Hierarchical Knowledge Graphs for Story Understanding in Visual Narratives
Yi-Chun Chen
TL;DR
The paper presents a hierarchical knowledge-graph framework for visual narrative understanding, organizing content across panel, event, and macro-event levels to enable interpretable, cross-modal reasoning. It integrates panel-level multimodal graphs with sequence-level temporal graphs and event-level semantic graphs, linking them via cross-level relations and a structured annotation scheme applied to a manually annotated Manga109 subset. Four symbolic reasoning tasks (action retrieval, dialogue tracing, character appearance mapping, panel timeline reconstruction) demonstrate the framework’s interpretability and cross-level inference, with near-perfect quantitative results and rich qualitative demonstrations.

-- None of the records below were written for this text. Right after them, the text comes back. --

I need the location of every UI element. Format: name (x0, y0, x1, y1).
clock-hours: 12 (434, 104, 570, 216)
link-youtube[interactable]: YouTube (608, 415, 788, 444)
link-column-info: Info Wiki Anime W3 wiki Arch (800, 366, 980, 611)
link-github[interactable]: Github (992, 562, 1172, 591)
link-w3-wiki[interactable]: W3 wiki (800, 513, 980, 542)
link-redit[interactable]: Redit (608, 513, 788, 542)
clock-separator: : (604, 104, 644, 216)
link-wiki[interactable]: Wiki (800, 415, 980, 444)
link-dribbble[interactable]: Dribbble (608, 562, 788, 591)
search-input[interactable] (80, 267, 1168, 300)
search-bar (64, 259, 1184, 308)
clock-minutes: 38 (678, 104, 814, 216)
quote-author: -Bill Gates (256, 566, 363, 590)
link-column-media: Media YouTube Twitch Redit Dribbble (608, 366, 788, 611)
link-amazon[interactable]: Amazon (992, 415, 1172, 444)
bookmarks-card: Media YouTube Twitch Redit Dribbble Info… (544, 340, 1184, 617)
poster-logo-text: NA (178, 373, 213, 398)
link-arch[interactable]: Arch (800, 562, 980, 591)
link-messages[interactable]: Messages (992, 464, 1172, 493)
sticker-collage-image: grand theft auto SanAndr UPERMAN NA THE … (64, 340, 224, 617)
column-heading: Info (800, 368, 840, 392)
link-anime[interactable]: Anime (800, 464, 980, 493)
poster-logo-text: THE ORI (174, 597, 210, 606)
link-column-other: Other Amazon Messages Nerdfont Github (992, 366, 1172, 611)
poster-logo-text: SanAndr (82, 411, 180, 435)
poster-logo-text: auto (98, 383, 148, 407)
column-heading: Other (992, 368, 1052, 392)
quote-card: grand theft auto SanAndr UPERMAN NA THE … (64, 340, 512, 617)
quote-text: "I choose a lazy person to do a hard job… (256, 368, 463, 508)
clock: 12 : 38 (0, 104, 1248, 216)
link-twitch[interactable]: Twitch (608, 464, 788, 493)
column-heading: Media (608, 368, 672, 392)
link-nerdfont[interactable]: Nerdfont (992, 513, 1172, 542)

The work offers a scalable, explainable foundation for narrative analysis, authoring tools, and interactive media applications, and points to future extensions in longer narratives, semantic normalization, and model-assisted annotation pipelines.
Abstract
We present a hierarchical knowledge graph framework for the structured semantic understanding of visual narratives, using comics as a representative domain for multimodal storytelling. The framework organizes narrative content across three levels-panel, event, and macro-event, by integrating symbolic graphs that encode semantic, spatial, and temporal relationships. At the panel level, it models visual elements such as characters, objects, and actions alongside textual components including dialogue and narration. These are systematically connected to higher-level graphs that capture narrative sequences and abstract story structures. Applied to a manually annotated subset of the Manga109 dataset, the framework supports interpretable symbolic reasoning across four representative tasks: action retrieval, dialogue tracing, character appearance mapping, and timeline reconstruction. Rather than prioritizing predictive performance, the system emphasizes transparency in narrative modeling and enables structured inference aligned with cognitive theories of event segmentation and visual storytelling. This work contributes to explainable narrative analysis and offers a foundation for authoring tools, narrative comprehension systems, and interactive media applications.